3.1 Utilization report

report = await brain.utilization_report("user-123")

@dataclass
class UtilizationReport:
    bank_id: str
    total_memories: int
    active_memories: int                 # Recalled at least once in last 30 days
    stale_memories: int                  # Never recalled in last 30 days
    orphaned_entities: int               # Entities with no linked memories
    top_recalled: list[MemoryUsage]      # Most frequently recalled memories
    never_recalled: int                  # Memories never recalled since creation
    fact_type_distribution: dict[str, int]  # {"world": 120, "experience": 85, ...}
    tag_distribution: dict[str, int]     # {"preference": 40, "technical": 60, ...}
    storage_estimate_bytes: int          # Approximate storage used
    period: tuple[datetime, datetime]    # Analysis period

@dataclass
class MemoryUsage:
    memory_id: str
    text: str                            # First 100 chars
    recall_count: int
    last_recalled_at: datetime

3.2 Quality trends

Track memory quality over time:

trends = await brain.quality_trends(
    bank_id="user-123",
    period_days=30,
    granularity="daily",
)

@dataclass
class QualityTrends:
    bank_id: str
    data_points: list[QualityDataPoint]

@dataclass
class QualityDataPoint:
    date: date
    retain_count: int
    recall_count: int
    recall_hit_rate: float
    avg_recall_score: float
    dedup_rate: float
    reflect_success_rate: float

4. Prometheus metrics (analytics-specific)

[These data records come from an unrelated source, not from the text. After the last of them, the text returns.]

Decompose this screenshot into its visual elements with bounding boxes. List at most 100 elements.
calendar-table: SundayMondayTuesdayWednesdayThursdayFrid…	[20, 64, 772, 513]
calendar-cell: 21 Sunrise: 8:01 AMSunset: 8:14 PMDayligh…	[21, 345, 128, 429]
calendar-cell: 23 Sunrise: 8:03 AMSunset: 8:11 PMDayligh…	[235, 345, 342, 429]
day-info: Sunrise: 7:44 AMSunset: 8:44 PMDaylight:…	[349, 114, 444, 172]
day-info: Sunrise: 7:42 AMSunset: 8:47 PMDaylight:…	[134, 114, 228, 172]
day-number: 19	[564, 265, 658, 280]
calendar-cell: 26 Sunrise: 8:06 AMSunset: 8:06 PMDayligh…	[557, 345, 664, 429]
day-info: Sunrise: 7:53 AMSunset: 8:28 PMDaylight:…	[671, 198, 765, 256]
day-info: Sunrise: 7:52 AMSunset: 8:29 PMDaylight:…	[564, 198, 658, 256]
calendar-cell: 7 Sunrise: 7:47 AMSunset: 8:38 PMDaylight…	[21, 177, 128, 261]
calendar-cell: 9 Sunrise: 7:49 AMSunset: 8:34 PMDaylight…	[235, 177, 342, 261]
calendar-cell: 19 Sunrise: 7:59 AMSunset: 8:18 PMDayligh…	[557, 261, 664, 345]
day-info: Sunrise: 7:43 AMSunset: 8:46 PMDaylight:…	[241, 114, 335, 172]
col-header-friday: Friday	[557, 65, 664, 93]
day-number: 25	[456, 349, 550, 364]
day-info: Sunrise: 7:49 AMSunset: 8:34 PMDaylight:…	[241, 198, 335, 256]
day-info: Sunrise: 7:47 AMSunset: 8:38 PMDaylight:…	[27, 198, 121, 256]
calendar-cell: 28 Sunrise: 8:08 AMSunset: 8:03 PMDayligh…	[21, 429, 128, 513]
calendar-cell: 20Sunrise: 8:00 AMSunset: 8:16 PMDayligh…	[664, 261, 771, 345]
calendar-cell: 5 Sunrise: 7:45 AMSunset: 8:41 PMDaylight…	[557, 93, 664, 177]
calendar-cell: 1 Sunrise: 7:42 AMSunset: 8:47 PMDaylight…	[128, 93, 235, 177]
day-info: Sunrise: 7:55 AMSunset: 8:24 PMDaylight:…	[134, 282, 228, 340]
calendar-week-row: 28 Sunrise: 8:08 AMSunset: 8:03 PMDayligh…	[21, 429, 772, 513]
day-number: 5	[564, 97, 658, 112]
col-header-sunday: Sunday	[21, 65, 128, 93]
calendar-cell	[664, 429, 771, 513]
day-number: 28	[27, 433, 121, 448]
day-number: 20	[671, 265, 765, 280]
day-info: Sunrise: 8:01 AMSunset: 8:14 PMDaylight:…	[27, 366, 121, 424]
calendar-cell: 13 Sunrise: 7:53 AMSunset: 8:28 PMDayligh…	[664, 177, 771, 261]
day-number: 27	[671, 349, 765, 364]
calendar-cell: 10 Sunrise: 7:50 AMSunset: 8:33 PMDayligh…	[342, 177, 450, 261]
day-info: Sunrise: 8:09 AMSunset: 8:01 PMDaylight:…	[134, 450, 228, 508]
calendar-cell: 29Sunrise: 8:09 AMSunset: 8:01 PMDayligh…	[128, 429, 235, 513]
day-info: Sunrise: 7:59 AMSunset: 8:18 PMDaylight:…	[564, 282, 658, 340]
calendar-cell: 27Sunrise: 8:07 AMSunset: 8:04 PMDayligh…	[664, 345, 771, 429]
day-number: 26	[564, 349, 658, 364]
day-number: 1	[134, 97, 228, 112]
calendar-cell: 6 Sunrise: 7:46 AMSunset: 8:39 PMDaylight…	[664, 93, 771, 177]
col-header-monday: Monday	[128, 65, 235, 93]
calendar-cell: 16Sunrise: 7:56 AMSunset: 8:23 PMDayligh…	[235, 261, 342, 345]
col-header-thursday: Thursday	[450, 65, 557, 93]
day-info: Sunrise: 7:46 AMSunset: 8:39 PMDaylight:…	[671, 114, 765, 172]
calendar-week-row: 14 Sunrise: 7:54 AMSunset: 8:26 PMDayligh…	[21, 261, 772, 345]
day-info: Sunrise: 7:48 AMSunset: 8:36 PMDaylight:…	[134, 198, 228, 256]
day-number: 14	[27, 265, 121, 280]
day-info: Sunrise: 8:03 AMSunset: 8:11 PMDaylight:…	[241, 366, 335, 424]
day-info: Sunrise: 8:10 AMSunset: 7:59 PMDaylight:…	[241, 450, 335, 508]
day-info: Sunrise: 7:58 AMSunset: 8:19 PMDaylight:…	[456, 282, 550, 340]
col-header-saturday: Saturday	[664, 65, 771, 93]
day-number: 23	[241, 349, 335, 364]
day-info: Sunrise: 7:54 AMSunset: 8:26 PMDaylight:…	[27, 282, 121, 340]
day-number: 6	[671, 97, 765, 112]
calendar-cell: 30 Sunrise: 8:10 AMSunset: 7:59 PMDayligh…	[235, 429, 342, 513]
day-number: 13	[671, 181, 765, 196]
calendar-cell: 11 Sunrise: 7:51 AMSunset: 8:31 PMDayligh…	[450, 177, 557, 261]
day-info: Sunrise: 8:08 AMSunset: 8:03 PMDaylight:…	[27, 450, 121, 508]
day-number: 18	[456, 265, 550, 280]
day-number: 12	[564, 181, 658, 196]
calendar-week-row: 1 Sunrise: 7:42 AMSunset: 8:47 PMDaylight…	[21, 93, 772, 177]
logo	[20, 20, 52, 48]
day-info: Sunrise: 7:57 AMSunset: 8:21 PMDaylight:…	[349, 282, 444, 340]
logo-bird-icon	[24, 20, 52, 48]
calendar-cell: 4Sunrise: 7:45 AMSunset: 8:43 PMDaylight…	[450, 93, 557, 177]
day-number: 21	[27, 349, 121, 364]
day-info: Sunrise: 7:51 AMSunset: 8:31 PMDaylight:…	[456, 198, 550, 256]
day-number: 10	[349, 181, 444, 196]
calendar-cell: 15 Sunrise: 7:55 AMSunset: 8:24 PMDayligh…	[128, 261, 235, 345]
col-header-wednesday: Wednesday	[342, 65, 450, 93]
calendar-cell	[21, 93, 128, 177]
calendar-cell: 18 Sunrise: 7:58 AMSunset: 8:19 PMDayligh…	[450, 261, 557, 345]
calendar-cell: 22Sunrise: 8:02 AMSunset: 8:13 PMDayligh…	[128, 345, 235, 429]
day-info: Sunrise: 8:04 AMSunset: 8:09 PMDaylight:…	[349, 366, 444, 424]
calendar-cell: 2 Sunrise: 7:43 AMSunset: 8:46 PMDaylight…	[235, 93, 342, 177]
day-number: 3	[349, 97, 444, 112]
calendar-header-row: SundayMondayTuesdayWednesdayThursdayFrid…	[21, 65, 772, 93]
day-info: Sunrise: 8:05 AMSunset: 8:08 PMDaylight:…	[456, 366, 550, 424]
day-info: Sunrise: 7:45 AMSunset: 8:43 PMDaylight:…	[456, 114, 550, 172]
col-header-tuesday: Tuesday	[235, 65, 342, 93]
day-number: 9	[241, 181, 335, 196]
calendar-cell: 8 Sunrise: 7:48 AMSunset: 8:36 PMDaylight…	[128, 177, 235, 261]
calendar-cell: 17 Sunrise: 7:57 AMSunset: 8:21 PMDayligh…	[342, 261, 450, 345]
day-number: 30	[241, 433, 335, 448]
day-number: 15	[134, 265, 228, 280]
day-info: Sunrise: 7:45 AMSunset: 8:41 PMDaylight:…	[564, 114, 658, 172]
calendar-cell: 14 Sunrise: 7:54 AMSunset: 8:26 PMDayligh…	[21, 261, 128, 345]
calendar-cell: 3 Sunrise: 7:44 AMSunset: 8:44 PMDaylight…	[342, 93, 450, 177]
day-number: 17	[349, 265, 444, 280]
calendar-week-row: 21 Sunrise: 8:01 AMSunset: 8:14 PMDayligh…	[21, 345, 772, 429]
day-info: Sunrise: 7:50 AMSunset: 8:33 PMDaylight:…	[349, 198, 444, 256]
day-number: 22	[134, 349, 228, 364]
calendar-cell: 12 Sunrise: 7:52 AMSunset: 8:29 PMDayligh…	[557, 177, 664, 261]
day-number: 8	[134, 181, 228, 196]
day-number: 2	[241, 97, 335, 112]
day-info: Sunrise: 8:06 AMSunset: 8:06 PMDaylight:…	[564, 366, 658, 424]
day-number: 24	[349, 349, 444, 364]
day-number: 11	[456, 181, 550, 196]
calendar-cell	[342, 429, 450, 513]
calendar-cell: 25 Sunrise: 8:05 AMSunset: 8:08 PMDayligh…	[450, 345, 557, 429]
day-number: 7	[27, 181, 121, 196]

In addition to the per-operation metrics in policy-layer.md, analytics exports:

Metric	Type	Labels
`astrocyte_bank_health_score`	Gauge	`bank_id`
`astrocyte_bank_memory_count`	Gauge	`bank_id`, `fact_type`
`astrocyte_bank_stale_memory_percent`	Gauge	`bank_id`
`astrocyte_bank_dedup_rate`	Gauge	`bank_id`
`astrocyte_bank_recall_hit_rate`	Gauge	`bank_id`
`astrocyte_noisy_agent_detected_total`	Counter	`bank_id`, `action`

5. Dashboard integration

Analytics metrics are designed for Grafana or equivalent dashboards:

Bank overview: health score, memory count, utilization across all banks
Agent activity: retain/recall rates per bank, noisy agent alerts
Quality trends: recall hit rate and dedup rate over time
Lifecycle status: memories by state (active, archived, deleted), TTL expirations

6. Configuration

analytics:
  enabled: true
  health_check_schedule: "*/15 * * * *"  # Every 15 minutes
  utilization_report_schedule: "0 4 * * *"  # 4am daily
  trends_retention_days: 90               # Keep trend data for 90 days
  noisy_agent:
    enabled: true
    action: warn

7. Durable analytical plane (warehouses and lakehouses)

In-process bank health, utilization, and Prometheus metrics above serve operational observability. For warehouse-scale history, BI, and compliance over SQL, Parquet, Iceberg, Delta, and similar layouts, use the Memory Export Sink SPI and memory_export_sinks: config (memory-export-sink.md, ecosystem-and-packaging.md). Sinks complement—do not replace—this module: sinks focus on append-only event streams to external tables; this document focuses on scores and dashboards inside the Astrocyte process.